There are also a number of photo galleries of the puppets, the tiny props and Dahl's original manuscripts of the book. As well as a very humorous letter exchange between Dahl and the book's publishing company where they ask him to tone down some of the saucier aspects of the book and Dahl basically tells them to go 'f' themselves in a very Dahl way.
Criterion is the very best company for releasing movies on home video when it comes to packaging and cover art. In this releases case (no pun intended) they've done a wonderful job. The cover art is a beautiful hand painted still from a scene late in the movie that wraps around the whole box. Inside there's another hand painted mural of the Boggis, Bunce and Bean landscapes. The same one that appear in the film that is drawn by Mrs. Fox.
The box unfolds to reveal three discs housed inside. Two DVD's and a blu-ray. The DVD's have the same content the blu-ray does, just in standard definition. The discs have more set paintings on them. The whole box, inside and out is coloured in the same earthy tones the film is. In fact, the same earthly tones Anderson himself often dresses in.
Finally, there's a 33 page booklet inside that features more set and prop photos, illustrations, an essay on the film and a excerpt from a New York Times article Anderson wrote about visiting Gipsy House in 2002.
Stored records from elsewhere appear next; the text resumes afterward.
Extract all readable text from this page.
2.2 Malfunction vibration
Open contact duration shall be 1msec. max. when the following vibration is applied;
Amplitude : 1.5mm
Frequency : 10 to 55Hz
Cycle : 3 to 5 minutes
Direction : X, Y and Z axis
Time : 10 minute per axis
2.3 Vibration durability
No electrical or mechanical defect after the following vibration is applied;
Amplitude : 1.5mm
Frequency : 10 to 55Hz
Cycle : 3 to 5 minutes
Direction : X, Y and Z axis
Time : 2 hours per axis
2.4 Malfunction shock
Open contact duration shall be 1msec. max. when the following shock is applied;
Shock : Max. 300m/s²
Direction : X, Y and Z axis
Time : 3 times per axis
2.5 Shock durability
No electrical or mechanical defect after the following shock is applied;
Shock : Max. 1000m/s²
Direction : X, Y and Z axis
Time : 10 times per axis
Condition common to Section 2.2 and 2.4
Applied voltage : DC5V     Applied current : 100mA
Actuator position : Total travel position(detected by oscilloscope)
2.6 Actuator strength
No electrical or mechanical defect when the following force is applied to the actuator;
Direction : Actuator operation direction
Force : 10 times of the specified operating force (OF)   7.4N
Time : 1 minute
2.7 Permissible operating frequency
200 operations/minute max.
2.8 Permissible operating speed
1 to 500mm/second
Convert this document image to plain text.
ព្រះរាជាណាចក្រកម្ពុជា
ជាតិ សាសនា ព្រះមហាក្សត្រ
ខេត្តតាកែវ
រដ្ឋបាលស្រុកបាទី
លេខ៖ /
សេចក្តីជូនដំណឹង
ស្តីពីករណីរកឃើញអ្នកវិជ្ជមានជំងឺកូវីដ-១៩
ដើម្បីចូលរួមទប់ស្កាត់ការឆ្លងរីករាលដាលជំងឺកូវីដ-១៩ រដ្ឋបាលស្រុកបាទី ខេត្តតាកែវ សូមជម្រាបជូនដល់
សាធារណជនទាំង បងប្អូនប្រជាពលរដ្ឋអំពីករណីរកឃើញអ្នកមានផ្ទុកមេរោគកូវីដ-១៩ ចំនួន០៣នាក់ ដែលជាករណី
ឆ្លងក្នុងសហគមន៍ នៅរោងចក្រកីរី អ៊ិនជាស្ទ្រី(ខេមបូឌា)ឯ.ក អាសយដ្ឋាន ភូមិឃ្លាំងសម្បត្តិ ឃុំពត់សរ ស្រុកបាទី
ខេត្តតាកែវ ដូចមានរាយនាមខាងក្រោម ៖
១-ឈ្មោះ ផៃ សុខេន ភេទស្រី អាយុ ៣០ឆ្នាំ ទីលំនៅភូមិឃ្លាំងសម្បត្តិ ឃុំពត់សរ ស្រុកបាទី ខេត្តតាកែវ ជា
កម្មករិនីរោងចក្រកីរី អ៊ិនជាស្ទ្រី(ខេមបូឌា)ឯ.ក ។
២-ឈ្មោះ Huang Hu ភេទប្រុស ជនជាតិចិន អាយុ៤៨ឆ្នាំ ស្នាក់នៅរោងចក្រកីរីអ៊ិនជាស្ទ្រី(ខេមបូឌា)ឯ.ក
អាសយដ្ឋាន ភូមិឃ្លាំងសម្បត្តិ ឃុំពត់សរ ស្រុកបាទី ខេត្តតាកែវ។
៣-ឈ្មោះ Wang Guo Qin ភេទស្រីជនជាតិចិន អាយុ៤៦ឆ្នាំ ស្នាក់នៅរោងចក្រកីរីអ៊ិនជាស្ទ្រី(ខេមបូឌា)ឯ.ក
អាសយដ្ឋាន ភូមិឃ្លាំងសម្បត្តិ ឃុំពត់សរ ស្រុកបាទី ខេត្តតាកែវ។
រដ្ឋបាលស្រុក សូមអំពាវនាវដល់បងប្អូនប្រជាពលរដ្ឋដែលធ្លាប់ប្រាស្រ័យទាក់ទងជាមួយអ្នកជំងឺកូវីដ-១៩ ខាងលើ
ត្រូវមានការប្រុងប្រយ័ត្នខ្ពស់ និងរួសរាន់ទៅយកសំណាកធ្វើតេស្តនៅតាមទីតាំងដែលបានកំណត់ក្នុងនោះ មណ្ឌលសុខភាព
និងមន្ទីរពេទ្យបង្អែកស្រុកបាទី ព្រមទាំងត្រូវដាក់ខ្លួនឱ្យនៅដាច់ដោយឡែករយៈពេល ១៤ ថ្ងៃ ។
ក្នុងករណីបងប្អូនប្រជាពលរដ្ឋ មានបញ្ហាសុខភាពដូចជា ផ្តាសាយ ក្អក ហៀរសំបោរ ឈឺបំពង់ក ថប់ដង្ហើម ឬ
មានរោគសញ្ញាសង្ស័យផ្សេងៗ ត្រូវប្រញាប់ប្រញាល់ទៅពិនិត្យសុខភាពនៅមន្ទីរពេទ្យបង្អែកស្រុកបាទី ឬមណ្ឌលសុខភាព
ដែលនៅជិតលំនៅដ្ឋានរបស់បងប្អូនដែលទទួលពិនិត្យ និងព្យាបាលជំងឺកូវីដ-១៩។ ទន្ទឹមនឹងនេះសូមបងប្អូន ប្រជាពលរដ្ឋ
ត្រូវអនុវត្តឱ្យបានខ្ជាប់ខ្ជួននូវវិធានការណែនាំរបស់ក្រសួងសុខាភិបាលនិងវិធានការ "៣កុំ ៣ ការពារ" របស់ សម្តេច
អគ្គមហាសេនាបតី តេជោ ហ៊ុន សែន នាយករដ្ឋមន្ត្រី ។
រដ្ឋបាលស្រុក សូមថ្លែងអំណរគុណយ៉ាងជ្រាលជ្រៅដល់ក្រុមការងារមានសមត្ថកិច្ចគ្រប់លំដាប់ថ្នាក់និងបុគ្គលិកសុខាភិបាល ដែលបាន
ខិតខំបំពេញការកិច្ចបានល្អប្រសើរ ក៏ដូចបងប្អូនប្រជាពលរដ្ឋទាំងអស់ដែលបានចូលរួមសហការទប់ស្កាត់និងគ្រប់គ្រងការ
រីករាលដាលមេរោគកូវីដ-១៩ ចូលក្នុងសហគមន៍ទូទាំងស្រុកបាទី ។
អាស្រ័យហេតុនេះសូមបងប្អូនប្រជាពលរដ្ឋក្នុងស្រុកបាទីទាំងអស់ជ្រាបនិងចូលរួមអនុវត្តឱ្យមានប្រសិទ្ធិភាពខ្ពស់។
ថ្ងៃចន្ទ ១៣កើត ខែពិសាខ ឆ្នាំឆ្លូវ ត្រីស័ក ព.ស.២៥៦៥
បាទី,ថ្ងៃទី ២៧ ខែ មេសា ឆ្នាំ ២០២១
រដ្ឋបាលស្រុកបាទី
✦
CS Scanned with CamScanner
While they can be overpriced, Criterion Collection editions of classic and contemporary films are always the very best editions you can buy and truly top of the line releases in every way. Criterion's love affair with Anderson's films continues with their edition of Fantastic Mr. Fox: beautifully illustrated packaging and booklet; hours of bonus content; perfect high def picture and sound. The set will run you between $30 and $40, depending on where you get it. But if you're a fan of Roald Dahl, Wes Anderson or Criterion releases, it will be money well spent.